Living in stylish and sustainable Merrivale
Words by Louise NorthNot that long ago Merrivale, a suburb west of Warrnambool, was not the first choice of many people searching for a home or land to build on.
Now, it seems that the “working class, living out west” stigma has evaporated and Jean Christie and Jacki Carruthers‘ new home on a small block of land in Davis St is evidence of that shift.
The 6-star energy rated, award-winning home fits snugly between a stone cottage (thought to be the former post office) and a 1980s weatherboard home.
This is the new mix in Merrivale, and it’s that variety that Jean and Jacki enjoy.The pair had spent many weekends looking for land all over Warrnambool, mostly in new estates, and found nothing that suited them until one day they found the 595sqm, L-shaped block at 98 Davis St, Merrivale – and snapped it up.
They loved the area’s open spaces, that is was close to the wetlands and the rail trail where they could walk their ageing Labrador/Kelpie, Maggie.
They also liked to walk to town and decided the area offered a “sense of the country” – and a sense of community.
And it seems Merrivale has ‘community’ in bucketloads. It is the only area around Warrnambool that has a residents’ group, the Merrivale Community Association, of which Jean and Jacki are active members.
“No one drives past you in the street without waving,” Jacki said, who was quite taken by the note left by a neighbour in their letterbox when they first moved in a year ago welcoming them to the neighbourhood and asking them over for a glass of wine.The decision to build a sustainable house came after Jean had spent 25 years living in a dark and unusually breezy 1930s timber cottage in Hyland Street, Warrnambool.
You might imagine that after so much time in one house that it might be hard for Jean to decide to sell and build a new home, but it wasn’t.
“One night I was lying in bed and realised that my hair should not be moving,” she laughs. “A breeze was coming through the closed window and I thought ‘I’m so sick of this’.”

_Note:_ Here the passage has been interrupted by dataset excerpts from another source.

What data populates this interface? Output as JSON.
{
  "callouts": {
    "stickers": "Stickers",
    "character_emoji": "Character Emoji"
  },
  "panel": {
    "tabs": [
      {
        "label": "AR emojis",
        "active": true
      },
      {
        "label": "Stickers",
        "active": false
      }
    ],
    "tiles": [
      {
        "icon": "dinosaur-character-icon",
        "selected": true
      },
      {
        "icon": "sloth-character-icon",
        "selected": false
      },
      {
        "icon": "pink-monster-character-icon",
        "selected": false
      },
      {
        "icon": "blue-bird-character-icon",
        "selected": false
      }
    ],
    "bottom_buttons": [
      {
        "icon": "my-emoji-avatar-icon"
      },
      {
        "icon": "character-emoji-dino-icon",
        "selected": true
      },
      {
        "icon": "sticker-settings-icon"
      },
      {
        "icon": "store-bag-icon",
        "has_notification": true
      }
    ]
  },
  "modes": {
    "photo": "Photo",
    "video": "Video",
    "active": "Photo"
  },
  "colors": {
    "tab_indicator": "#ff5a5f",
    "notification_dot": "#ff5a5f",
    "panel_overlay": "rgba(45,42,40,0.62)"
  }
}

Jean and Jacki haven’t looked back and both agree that the only downside to building and moving to the ultra-modern, open plan, eco home is that they rarely want to leave it.
“I just love this house,” Jean said.
That is not to say the building process didn’t have its usual worries.
“I remember walking around the foundations when they were first laid and thinking this is so small, I can’t live here,” Jean said.
But thankfully foundations and the finished thing are very different.The 127m2, two bedroom, one bathroom home was designed by Fiona Golding of Live Architecture in Warrnambool. Her design impressed a lot of people and won last year’s People’s Choice Award (residential) at the Warrnambool Building Design Awards.
More than 250 people grabbed the chance to wander through the house on Sustainable House Day last September.
It was a vote of confidence for what Jean labels her “humble home”.
“It was liberating having free rein to adopt sustainability principles on this home – with the exploration of some new ideas as well as some tried and tested,” Fiona Golding said.
Sustainable living has always been important for Jean and Jacki who are members of the Warrnambool Environmental Action Group, but they didn’t want the “full on, off the grid mud brick house kind of living, we wanted to be close to town”, Jacki said.
They opted for a small home, with only two bedrooms and one bathroom, and they wanted passive heating.
“There is nothing new in what we have done, no new technology, just simple things,” Jean said.The sun floods in through large glass windows in the north facing living area, heating the concrete slab and helping to warm the house in winter. The materials are all sustainably sourced, and even the varnish used to coat the plywood ceiling and feature walls is free of toxins.
A rainwater tank provides drinking water and also feeds into the toilet and laundry water.
But not everything in the house is new. The home is furnished with a nod to things retro, and look into a few nooks and crannies and you’ll find some unusual, small collections, like toy robots and wooden spoons. And when Jean finds the time she also paints (but she won’t let me call her an artist!), some of which hang in the home.
The kitchen table was Jacki’s father’s workbench which he used for 40 years at an ammunition factory in Maribynong.
The second-hand bricks that surround the outdoor fireplace were found by Jacki on ebay.
And after more than a year in their new home is there anything that doesn’t work as well as expected?
“There are never enough power points!” they both laugh.